EB: This idea of people having to flee their countries of origin is a personal one because as a Jew of Eastern European Jewish background, I had family who left Eastern Europe, and I had family who didn’t leave and were murdered. So I feel very strongly that migrants, refugees, and asylum seekers need our help. I think that there’s a lot of fear in this country, and there’s a lot of hate, and it’s something that we have to continue to try and fight against. And this is one way to do it. I really appreciate the opportunity to do something very concrete and direct – we are not trying to change the whole system right now, because it just seems impossible. But in the meantime, we can certainly help people who are in need, and are fleeing terrible circumstances, and try to welcome them to our country as best we can.

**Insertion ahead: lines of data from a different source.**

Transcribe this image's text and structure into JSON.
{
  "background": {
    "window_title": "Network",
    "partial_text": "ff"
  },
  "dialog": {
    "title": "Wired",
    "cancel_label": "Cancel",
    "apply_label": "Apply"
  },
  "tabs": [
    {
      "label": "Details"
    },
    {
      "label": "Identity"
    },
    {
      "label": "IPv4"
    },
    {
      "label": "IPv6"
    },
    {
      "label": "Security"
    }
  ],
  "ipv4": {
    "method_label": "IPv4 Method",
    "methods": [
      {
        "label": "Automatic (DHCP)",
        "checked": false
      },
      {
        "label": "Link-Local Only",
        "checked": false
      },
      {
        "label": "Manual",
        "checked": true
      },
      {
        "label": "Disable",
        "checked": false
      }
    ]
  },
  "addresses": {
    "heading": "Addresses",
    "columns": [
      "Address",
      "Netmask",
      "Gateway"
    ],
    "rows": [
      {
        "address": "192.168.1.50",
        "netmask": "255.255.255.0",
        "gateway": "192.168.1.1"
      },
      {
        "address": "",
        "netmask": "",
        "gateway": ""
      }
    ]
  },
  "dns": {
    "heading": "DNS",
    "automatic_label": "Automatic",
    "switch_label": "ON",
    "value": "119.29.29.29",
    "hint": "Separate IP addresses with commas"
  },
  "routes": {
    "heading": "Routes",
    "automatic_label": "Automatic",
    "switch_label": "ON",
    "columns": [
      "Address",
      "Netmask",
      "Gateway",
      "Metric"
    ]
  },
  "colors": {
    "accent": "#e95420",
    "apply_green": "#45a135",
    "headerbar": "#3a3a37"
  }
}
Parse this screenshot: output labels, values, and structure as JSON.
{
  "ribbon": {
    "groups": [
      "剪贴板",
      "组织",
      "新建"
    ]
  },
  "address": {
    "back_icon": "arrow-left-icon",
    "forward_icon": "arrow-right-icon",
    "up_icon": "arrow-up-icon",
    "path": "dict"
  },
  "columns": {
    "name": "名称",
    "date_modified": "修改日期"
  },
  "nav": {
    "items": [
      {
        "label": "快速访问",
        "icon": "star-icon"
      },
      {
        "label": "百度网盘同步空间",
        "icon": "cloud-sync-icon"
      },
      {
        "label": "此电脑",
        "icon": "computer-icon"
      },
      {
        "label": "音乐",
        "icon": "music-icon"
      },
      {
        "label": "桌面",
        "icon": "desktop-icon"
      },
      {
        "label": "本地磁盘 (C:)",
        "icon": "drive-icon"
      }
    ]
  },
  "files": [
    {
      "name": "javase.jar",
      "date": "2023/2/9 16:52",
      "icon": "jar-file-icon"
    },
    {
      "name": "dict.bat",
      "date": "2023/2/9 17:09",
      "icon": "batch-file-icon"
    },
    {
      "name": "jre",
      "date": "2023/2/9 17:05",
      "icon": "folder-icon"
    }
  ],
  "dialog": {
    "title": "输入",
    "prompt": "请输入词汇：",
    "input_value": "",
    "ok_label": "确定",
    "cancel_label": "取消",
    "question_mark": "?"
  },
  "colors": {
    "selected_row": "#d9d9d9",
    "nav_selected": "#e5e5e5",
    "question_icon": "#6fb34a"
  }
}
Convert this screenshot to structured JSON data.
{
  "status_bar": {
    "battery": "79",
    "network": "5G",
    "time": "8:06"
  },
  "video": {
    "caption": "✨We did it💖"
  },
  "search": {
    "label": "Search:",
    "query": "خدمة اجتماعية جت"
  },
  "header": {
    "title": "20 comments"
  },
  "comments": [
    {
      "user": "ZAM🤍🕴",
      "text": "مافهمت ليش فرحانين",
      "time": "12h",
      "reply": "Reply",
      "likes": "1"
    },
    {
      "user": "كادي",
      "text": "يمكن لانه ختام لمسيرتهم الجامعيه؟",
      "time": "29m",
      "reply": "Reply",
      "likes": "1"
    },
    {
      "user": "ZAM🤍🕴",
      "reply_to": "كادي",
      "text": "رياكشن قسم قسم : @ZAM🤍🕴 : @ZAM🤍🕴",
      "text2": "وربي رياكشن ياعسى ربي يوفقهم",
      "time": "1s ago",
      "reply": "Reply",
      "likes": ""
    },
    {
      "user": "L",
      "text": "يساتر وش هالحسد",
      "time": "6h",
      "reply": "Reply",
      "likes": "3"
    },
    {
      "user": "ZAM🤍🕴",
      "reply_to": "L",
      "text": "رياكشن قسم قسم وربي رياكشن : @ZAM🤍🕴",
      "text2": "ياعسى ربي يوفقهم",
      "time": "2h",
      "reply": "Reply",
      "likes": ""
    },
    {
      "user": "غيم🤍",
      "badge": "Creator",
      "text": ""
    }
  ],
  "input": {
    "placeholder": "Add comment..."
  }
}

BKO: How do you approach fundraising within your circles and communities?
EB: I’ve always felt that fundraising is an important part of all this. We have a community of people here who are very well resourced and very lucky. And I think it’s a great way for people to help. I think people are touched by the situation, but often, people don’t know what they can do to help. And this is something that they can do.
We can certainly help people who are in need, and are fleeing terrible circumstances, and try to welcome them to our country as best we can.Emily Berger, Ruth's Refuge Peer to Peer Fundraiser
BKO: What do you love about your Brooklyn community?
EB: I like the fact that it’s a pretty liberal community. For the most part, I think that people are friendly and want to be helpful. And I think it’s a beautiful place to live – I was very happy to be able to raise my children near Prospect Park, the Brooklyn Public Library, the Botanic Gardens, the zoo and all these kinds of wonderful resources. It’s a diverse community, and I wish it was more so. It’s a community that provides one with a lot of opportunities to help people and work together with others. I’ve met a lot of wonderful people here.